The total work across all test cases is proportional to the total number of cells, which is bounded by $10^6$, well within limits for a linear construction.

Test Cases

import sys, io

def run(inp: str) -> str:
    sys.stdin = io.StringIO(inp)
    from collections import deque
    import sys

    input = sys.stdin.readline

    def solve():
        t = int(input())
        for _ in range(t):
            n, m = map(int, input().split())
            if (n * m) % 2 == 1:
                print("NO")
                continue
            if n == 1 or m == 1:
                if n == 1 and m == 1:
                    print("YES")
                    print(0)
                else:
                    print("NO")
                continue
            print("YES")
            for i in range(n):
                print("".join(str((i + j) & 1) for j in range(m)))

    old_stdout = sys.stdout
    sys.stdout = io.StringIO()
    solve()
    out = sys.stdout.getvalue()
    sys.stdout = old_stdout
    return out.strip()

# provided samples (format adapted)
assert run("1\n1 1\n") == "NO"
Test input Expected output What it validates
1 1 NO minimal impossible grid due to parity
1 2 NO single row violates column uniqueness
2 2 YES grid smallest valid non-trivial case
2 3 NO odd area invalid parity

Edge Cases

The single-cell case highlights the interaction between parity and uniqueness.
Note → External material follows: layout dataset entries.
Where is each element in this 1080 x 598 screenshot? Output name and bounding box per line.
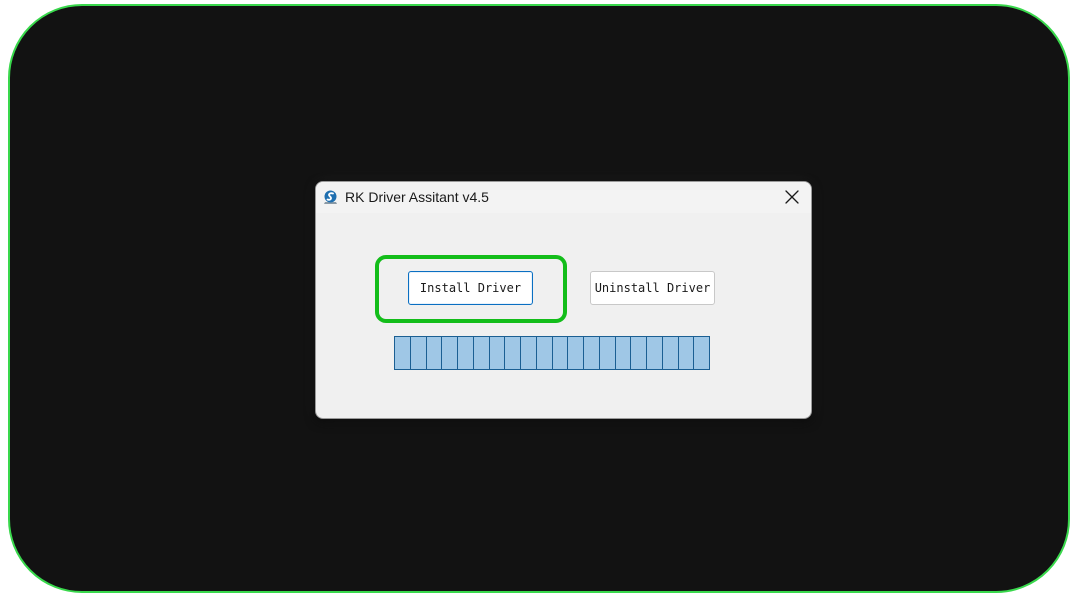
progress-segment: [551, 336, 569, 370]
progress-segment: [661, 336, 679, 370]
progress-segment: [677, 336, 695, 370]
rk-driver-assistant-window: RK Driver Assitant v4.5 Install Driver U…: [315, 181, 812, 419]
uninstall-driver-button[interactable]: Uninstall Driver: [590, 271, 715, 305]
progress-segment: [598, 336, 616, 370]
progress-segment: [472, 336, 490, 370]
close-button[interactable]: [780, 186, 804, 208]
progress-segment: [441, 336, 458, 370]
progress-segment: [614, 336, 632, 370]
install-driver-button[interactable]: Install Driver: [408, 271, 533, 305]
app-logo-icon: [322, 189, 339, 206]
progress-segment: [535, 336, 553, 370]
progress-segment: [693, 336, 710, 370]
progress-segment: [409, 336, 427, 370]
progress-segment: [646, 336, 663, 370]
progress-segment: [425, 336, 443, 370]
progress-segment: [394, 336, 411, 370]
progress-segment: [457, 336, 474, 370]
progress-segment: [488, 336, 506, 370]
window-title: RK Driver Assitant v4.5: [345, 189, 489, 205]
progress-segment: [520, 336, 537, 370]
progress-segment: [630, 336, 647, 370]
progress-segment: [504, 336, 521, 370]
progress-segment: [567, 336, 584, 370]
title-bar[interactable]: RK Driver Assitant v4.5: [316, 182, 811, 213]
progress-bar: [394, 336, 729, 370]
close-icon: [785, 190, 799, 204]
progress-segment: [583, 336, 600, 370]
screen-frame: RK Driver Assitant v4.5 Install Driver U…: [8, 4, 1070, 593]
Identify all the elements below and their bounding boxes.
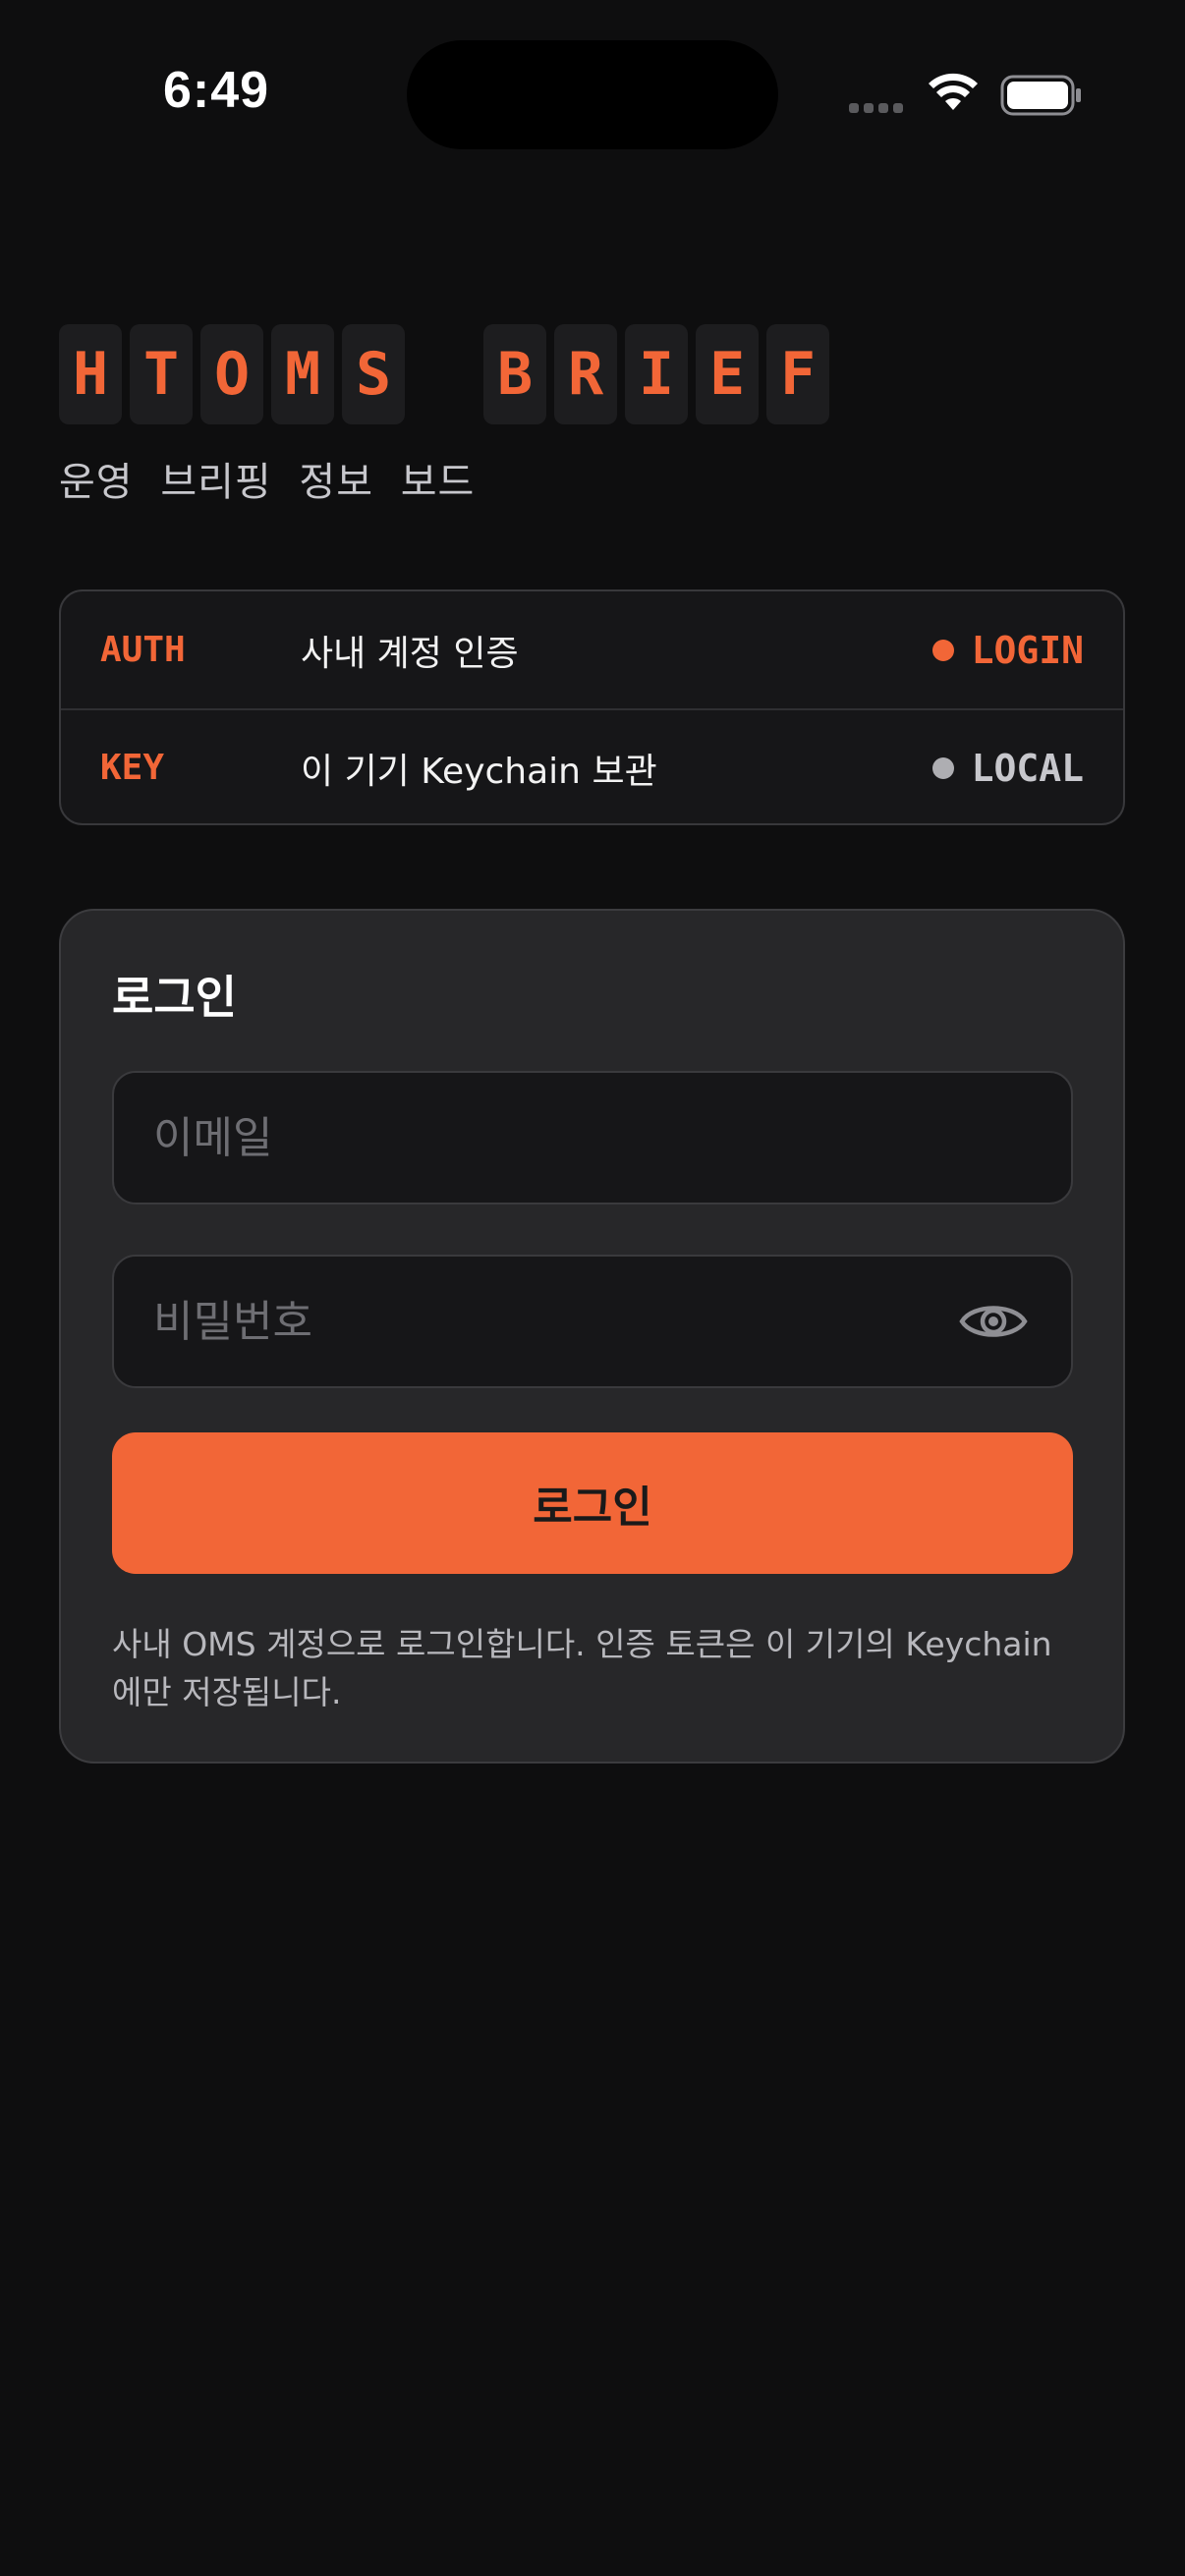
brand-letter: O xyxy=(200,324,263,424)
brand-letter: T xyxy=(130,324,193,424)
login-card: 로그인 로그인 사내 OMS 계정으로 로그인합니다. 인증 토큰은 이 기기의… xyxy=(59,909,1125,1764)
status-card: AUTH 사내 계정 인증 LOGIN KEY 이 기기 Keychain 보관… xyxy=(59,589,1125,825)
login-note: 사내 OMS 계정으로 로그인합니다. 인증 토큰은 이 기기의 Keychai… xyxy=(112,1625,1052,1711)
status-dot-icon xyxy=(931,756,954,779)
battery-icon xyxy=(1000,75,1081,116)
status-key: KEY xyxy=(100,748,165,788)
brand-letter: B xyxy=(483,324,546,424)
wifi-icon xyxy=(929,73,978,110)
status-state: LOCAL xyxy=(931,746,1084,790)
brand-letter-space xyxy=(413,324,476,424)
eye-icon[interactable] xyxy=(959,1298,1028,1345)
email-field[interactable] xyxy=(112,1071,1073,1204)
status-description: 사내 계정 인증 xyxy=(301,633,519,674)
brand-letter: H xyxy=(59,324,122,424)
brand-letter: F xyxy=(766,324,829,424)
brand-letter: S xyxy=(342,324,405,424)
password-input[interactable] xyxy=(114,1257,1071,1386)
status-description: 이 기기 Keychain 보관 xyxy=(301,751,657,792)
status-row-auth: AUTH 사내 계정 인증 LOGIN xyxy=(61,591,1123,708)
brand-letter: E xyxy=(696,324,759,424)
cellular-signal-icon xyxy=(849,103,903,113)
status-state: LOGIN xyxy=(931,628,1084,672)
status-row-key: KEY 이 기기 Keychain 보관 LOCAL xyxy=(61,708,1123,823)
password-field[interactable] xyxy=(112,1255,1073,1388)
brand-letter: R xyxy=(554,324,617,424)
status-time: 6:49 xyxy=(163,62,270,119)
login-title: 로그인 xyxy=(112,971,237,1024)
email-input[interactable] xyxy=(114,1073,1071,1203)
status-dot-icon xyxy=(931,639,954,661)
status-key: AUTH xyxy=(100,630,186,670)
brand-subtitle: 운영 브리핑 정보 보드 xyxy=(59,460,476,505)
login-screen: 6:49 H T O M S B R I E F 운영 브리핑 정보 보드 AU… xyxy=(0,0,1185,2576)
brand-title: H T O M S B R I E F xyxy=(59,324,837,424)
brand-letter: I xyxy=(625,324,688,424)
status-value: LOCAL xyxy=(971,746,1084,790)
dynamic-island xyxy=(407,40,778,149)
brand-letter: M xyxy=(271,324,334,424)
status-value: LOGIN xyxy=(971,628,1084,672)
login-button[interactable]: 로그인 xyxy=(112,1432,1073,1574)
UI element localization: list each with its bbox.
For input $n = 1, m = 1$, the construction rejects because $nm$ is odd, producing no solution. This matches the requirement that exactly half of one cell cannot be painted black.

For $n = 1, m = 2$, the algorithm rejects because although parity is satisfied, column uniqueness fails since each column is a single bit and duplicates are unavoidable. The construction correctly avoids producing a grid, since any attempt would immediately force identical columns.

For $n = 2, m = 2$, the checkerboard construction produces a valid grid, and manual verification shows both row and column sets are distinct while maintaining exact balance.